John "Philip" Wernette (October 29, 1903 – August 12, 1988) was the eighth president of the University of New Mexico serving from 1945 to 1948.

==Early life==
Wernette was born in Imlay City, Michigan to parents Jacob Israel and Bessie (Barris) Wernette and grew up in Grand Rapids. His family moved to California in 1917 while he was still in high school.

He began attending college at UCLA in 1919 where he was a member of Sigma Pi fraternity. He transferred to the University of California, Berkeley where he earned his A.B. degree in 1924. He earned an A.M. degree at the University of Southern California in 1926. He earned a second master's degree in 1929 and his Ph.D. degree in 1932, both from Harvard University.

==Harvard University==
While earning his master's degree, Wernette became an associate professor at the Harvard School of Business Administration in 1927. He spent seventeen years as a teacher there. While on the faculty, he was a financial consultant to the governments of Peru and Colombia. He was also a fellow of the Social Science Research Council where he studied the English banking system.
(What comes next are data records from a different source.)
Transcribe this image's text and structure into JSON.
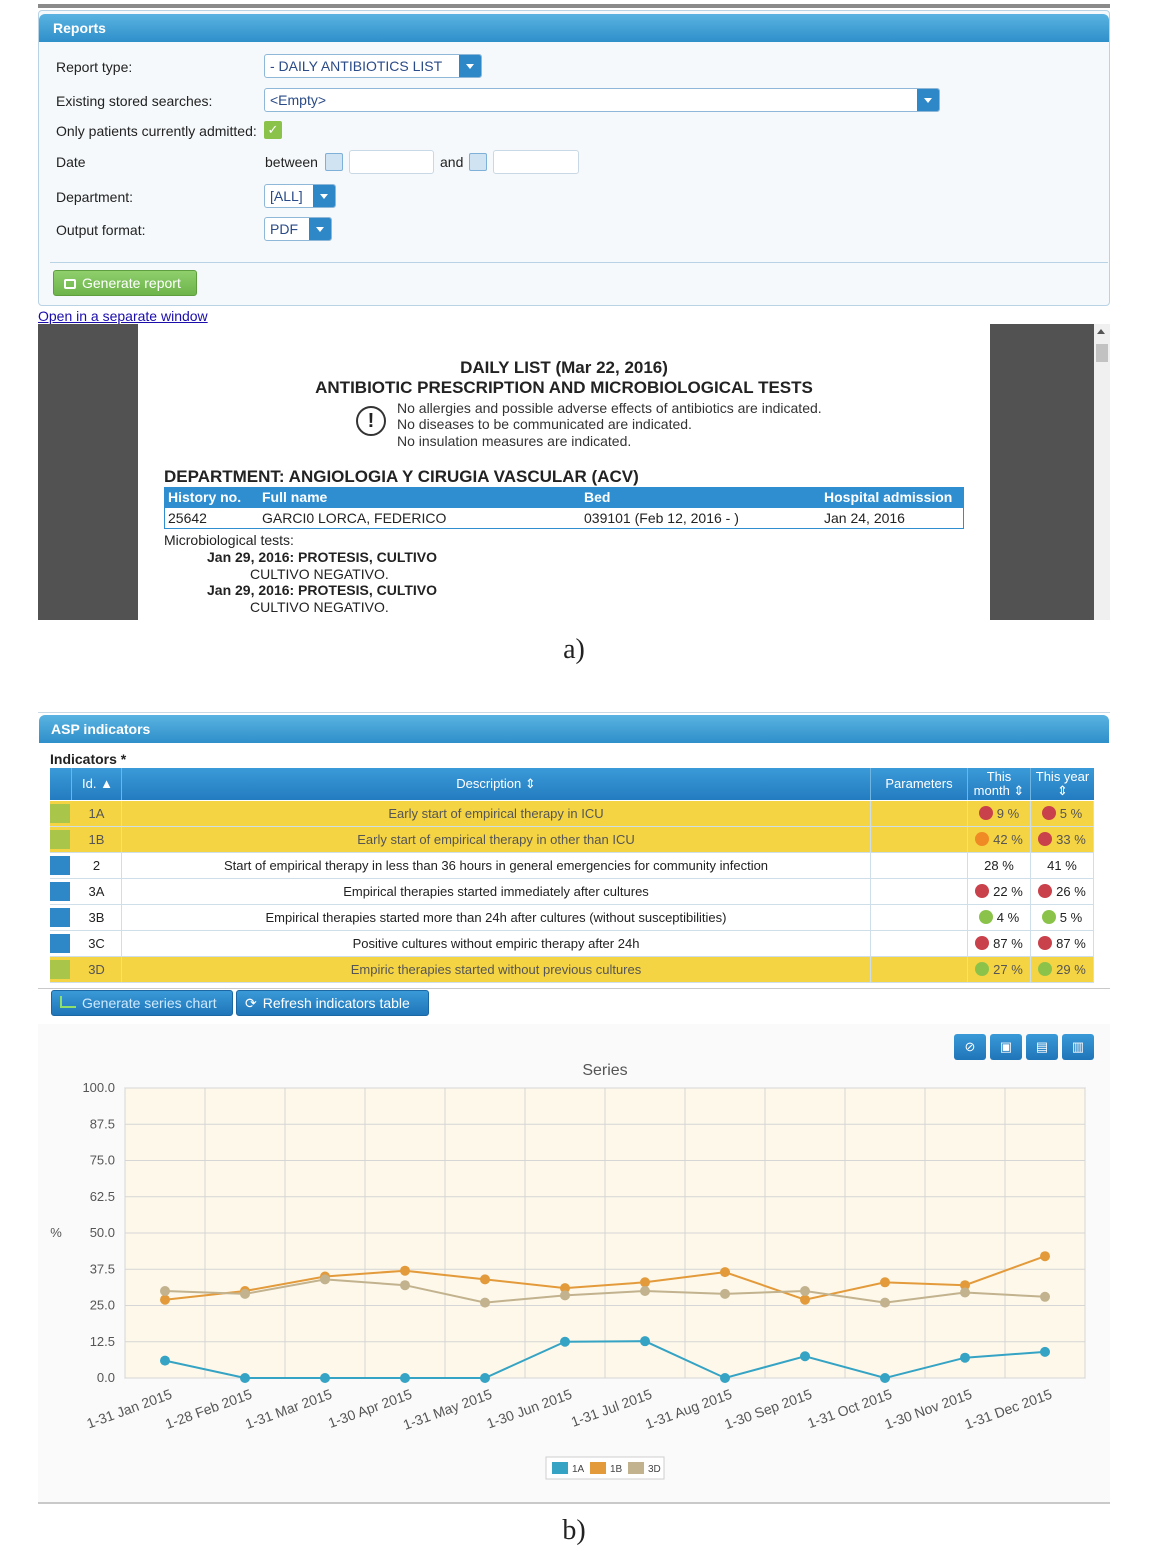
{
  "reports": {
    "panel_title": "Reports",
    "report_type_label": "Report type:",
    "report_type_value": "- DAILY ANTIBIOTICS LIST",
    "stored_searches_label": "Existing stored searches:",
    "stored_searches_value": "<Empty>",
    "only_admitted_label": "Only patients currently admitted:",
    "only_admitted_checked": "✓",
    "date_label": "Date",
    "between_label": "between",
    "and_label": "and",
    "department_label": "Department:",
    "department_value": "[ALL]",
    "output_format_label": "Output format:",
    "output_format_value": "PDF",
    "generate_button": "Generate report",
    "open_window_link": "Open in a separate window"
  },
  "document": {
    "title_line1": "DAILY LIST (Mar 22, 2016)",
    "title_line2": "ANTIBIOTIC PRESCRIPTION AND MICROBIOLOGICAL TESTS",
    "alert_icon_glyph": "!",
    "notes": [
      "No allergies and possible adverse effects of antibiotics are indicated.",
      "No diseases to be communicated are indicated.",
      "No insulation measures are indicated."
    ],
    "department": "DEPARTMENT: ANGIOLOGIA Y CIRUGIA VASCULAR (ACV)",
    "table_headers": [
      "History no.",
      "Full name",
      "Bed",
      "Hospital admission"
    ],
    "table_row": [
      "25642",
      "GARCI0 LORCA, FEDERICO",
      "039101 (Feb 12, 2016 - )",
      "Jan 24, 2016"
    ],
    "micro_label": "Microbiological tests:",
    "tests": [
      {
        "title": "Jan 29, 2016: PROTESIS, CULTIVO",
        "result": "CULTIVO NEGATIVO."
      },
      {
        "title": "Jan 29, 2016: PROTESIS, CULTIVO",
        "result": "CULTIVO NEGATIVO."
      }
    ]
  },
  "captions": {
    "a": "a)",
    "b": "b)"
  },
  "asp": {
    "panel_title": "ASP indicators",
    "indicators_label": "Indicators *",
    "headers": {
      "id": "Id. ▲",
      "description": "Description ⇕",
      "parameters": "Parameters",
      "this_month_1": "This",
      "this_month_2": "month ⇕",
      "this_year_1": "This year",
      "this_year_2": "⇕"
    },
    "rows": [
      {
        "id": "1A",
        "desc": "Early start of empirical therapy in ICU",
        "month": "9 %",
        "year": "5 %"
      },
      {
        "id": "1B",
        "desc": "Early start of empirical therapy in other than ICU",
        "month": "42 %",
        "year": "33 %"
      },
      {
        "id": "2",
        "desc": "Start of empirical therapy in less than 36 hours in general emergencies for community infection",
        "month": "28 %",
        "year": "41 %"
      },
      {
        "id": "3A",
        "desc": "Empirical therapies started immediately after cultures",
        "month": "22 %",
        "year": "26 %"
      },
      {
        "id": "3B",
        "desc": "Empirical therapies started more than 24h after cultures (without susceptibilities)",
        "month": "4 %",
        "year": "5 %"
      },
      {
        "id": "3C",
        "desc": "Positive cultures without empiric therapy after 24h",
        "month": "87 %",
        "year": "87 %"
      },
      {
        "id": "3D",
        "desc": "Empiric therapies started without previous cultures",
        "month": "27 %",
        "year": "29 %"
      }
    ],
    "colors": {
      "red": "#c9414a",
      "orange": "#f08a24",
      "green": "#8bc34a"
    },
    "generate_series_button": "Generate series chart",
    "refresh_button": "Refresh indicators table",
    "tool_icons": [
      "reset-icon",
      "image-export-icon",
      "excel-export-icon",
      "pdf-export-icon"
    ]
  },
  "chart_data": {
    "type": "line",
    "title": "Series",
    "ylabel": "%",
    "xlabel": "",
    "ylim": [
      0,
      100
    ],
    "yticks": [
      "100.0",
      "87.5",
      "75.0",
      "62.5",
      "50.0",
      "37.5",
      "25.0",
      "12.5",
      "0.0"
    ],
    "categories": [
      "1-31 Jan 2015",
      "1-28 Feb 2015",
      "1-31 Mar 2015",
      "1-30 Apr 2015",
      "1-31 May 2015",
      "1-30 Jun 2015",
      "1-31 Jul 2015",
      "1-31 Aug 2015",
      "1-30 Sep 2015",
      "1-31 Oct 2015",
      "1-30 Nov 2015",
      "1-31 Dec 2015"
    ],
    "series": [
      {
        "name": "1A",
        "color": "#35a3c4",
        "values": [
          6,
          0,
          0,
          0,
          0,
          12.5,
          12.7,
          0,
          7.5,
          0,
          7,
          9
        ]
      },
      {
        "name": "1B",
        "color": "#e39a3a",
        "values": [
          27,
          30,
          35,
          37,
          34,
          31,
          33,
          36.5,
          27,
          33,
          32,
          42
        ]
      },
      {
        "name": "3D",
        "color": "#c2b28e",
        "values": [
          30,
          29,
          34,
          32,
          26,
          28.5,
          30,
          29,
          30,
          26,
          29.5,
          28
        ]
      }
    ],
    "grid": true,
    "legend": "bottom-center"
  }
}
During World War II he served as War Price Coordinator in the Office of Price Administration. He was also a member of the Inter-Departmental Procurement Policy Board.

==University of New Mexico==
Upon arriving in Albuquerque, Wernette focused on improving the university's faculty, programs, and services. He instituted an eighteen-point program of procedures for the selection of new faculty and appointed a committee to ensure better teaching candidates for faculty members. He also developed a program for faculty advancement.

He established the offices of the General Placement Bureau, Veterans Assistance, and Testing and Counseling Services to assist students. He required all seniors in 1946 to take the Graduate Record Examinations test to provide the school with a measurement of how well it was educating its students.

While he was president, the university started the Law School and the School of Business Administration. The university's enrollment grew from 924 to 4,491 students with the end of World War II.

In 1947, he came into conflict with the Board of Regents over the hiring of two faculty members who he thought were unqualified. His contract was not renewed by the Board of Regents in 1948.

==University of Michigan==
After being dismissed from the University of New Mexico, Wernette found a job at the University of Michigan in 1948 as the Director of the Bureau of Business Research and Professor of Business Administration. He taught classes in business and government and was the founder and editor of the Michigan Business Review.

From the early 1950s to the early 1980s he traveled and gave many speeches to business groups and the University of Michigan's Executive Development Program.

==Published books==
- Money, Business and Prices (1933)
- Problems in Economic Theory (1939)
- The Control of Business Cycles (1940)
- Problems in Merchandise Distribution (1942)
- Financing Full Employment (1945)

==Personal life==
He married Eleanor DeCourcy on August 17, 1940 in Manchester, NH. They had two children, John D. and Elizabeth Eleanor. He was a member of the Masons and the Rotary International. He served on the board of directors of the Ohio Citizens Trust Company of Toledo, OH.